Writer/director John Michael McDonagh flips the murder mystery genre on its head a bit and spins it round, as usual using the crime as an excuse to uncover uncomfortable truths about the cast of characters, but this time through a protagonist who knows the killer’s motivations and identity ahead of time. He never voices his suspicions aloud, bound by his clerical oath, and so the audience is left to analyze every little conversation with the people of Gleeson’s parish, every one of whom has moved away from their faith in one form or another, and who might conceivably be willing to commit murder for their evolving principles or simply to exact revenge for a childhood malformed by an institution seemingly more interested in protecting its moral authority than seeking justice for its victims.

But Father James, played by Gleeson, is innocent. That’s the whole point, really: to hold not just the criminals responsible but also everyone else associated the Catholic Church. The film’s title, Calvary, refers to the area surrounding the site of Jesus Christ’s crucifixion, and it’s a pretty on-the-nose metaphor for McDonagh’s story, about a soon-to-be martyred man and the community he’s trying to save, but who are so wrapped up in their own lives and problems that they’re apathetic to their potential savior’s  plight.

Dour? Yes, well, somewhat. John Michael McDonagh doesn’t seem to know how to make a movie without injecting some honest humor, and Brendan Gleeson plays a character too principled and compassionate to let his looming fate get him down entirely. He’s still available to care for his troubled daughter (Kelly Reilly), snark at his annoying fellow priest (David Wilmot), offer uphill counsel to an unapologetic white-collar criminal (Dylan Moran), try to seal the rift between a cuckold and his philandering wife (Chris O’Dowd and Orla O’Rourke), acquire a handgun for a reclusive American author (M. Emmet Walsh) and trade pointed barbs with an atheistic doctor (Aiden Gillen). Even though one of those people is probably planning to kill him, Father James has a job to do, and only so much time left to do it.

McDonagh’s sprawling cast makes the most of their tapestried vignettes, each one an actor’s showcase and a pointed metaphor for the plight of the church, the clergy, the straying flock and a modern world that may have outgrown antiquated notions of morality and Catholic dogma. Although his message sometimes comes across as heavy-handed (again, just look at the title), Calvary never gets so deep into its messaging that the formal story and its central, disturbing mystery get lost for very long. The walls are closing around Father James, and whether he pushes back or in the end lets himself be crushed, he’s still a bastion of goodness for a modern era: understanding of contemporary complications but somehow able to offer a strong moral foundation for a community that may not deserve one.

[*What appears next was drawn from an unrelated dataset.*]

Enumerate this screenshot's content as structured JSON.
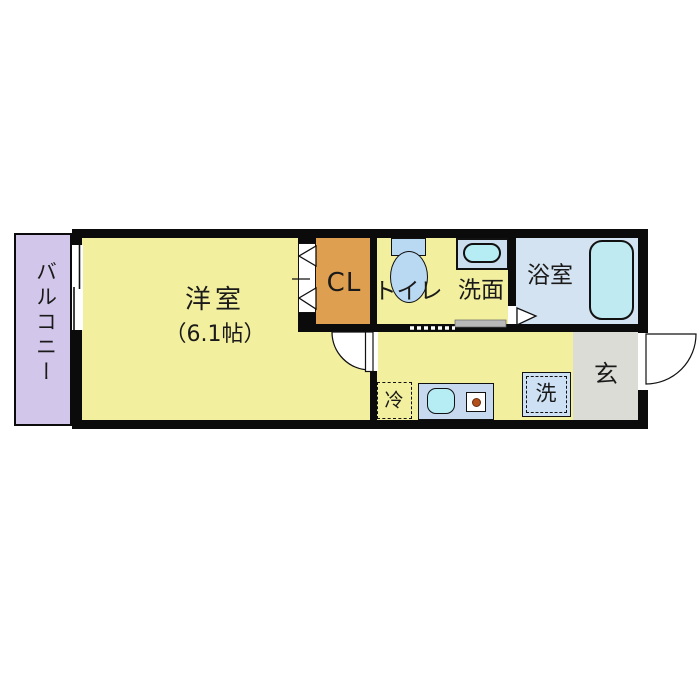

Still, intriguing or not, that plot would simply be too forceful and metaphoric were it not for Gleeson’s performance, which strikes just the right balance between amused detachment and genuine sympathy, and selflessness without sacrificing his sense of self. As with John Michael McDonagh’s previous film, The Guard, the filmmaker’s latest is a character piece with genre trappings, anchored by a leading man with more to play with than the typical mystery protagonist. Brendan Gleeson turns in a characteristically exceptional, layered performance with as much moral significance as distinct individual detail, because Father James  isn’t just a figurehead for a storyteller’s greater message: he’s a complex, likable man thrust into a position where he’s going to stand in for the Catholic Church whether he likes it or not. That he may actually be up to the challenge makes him all the more inspirational.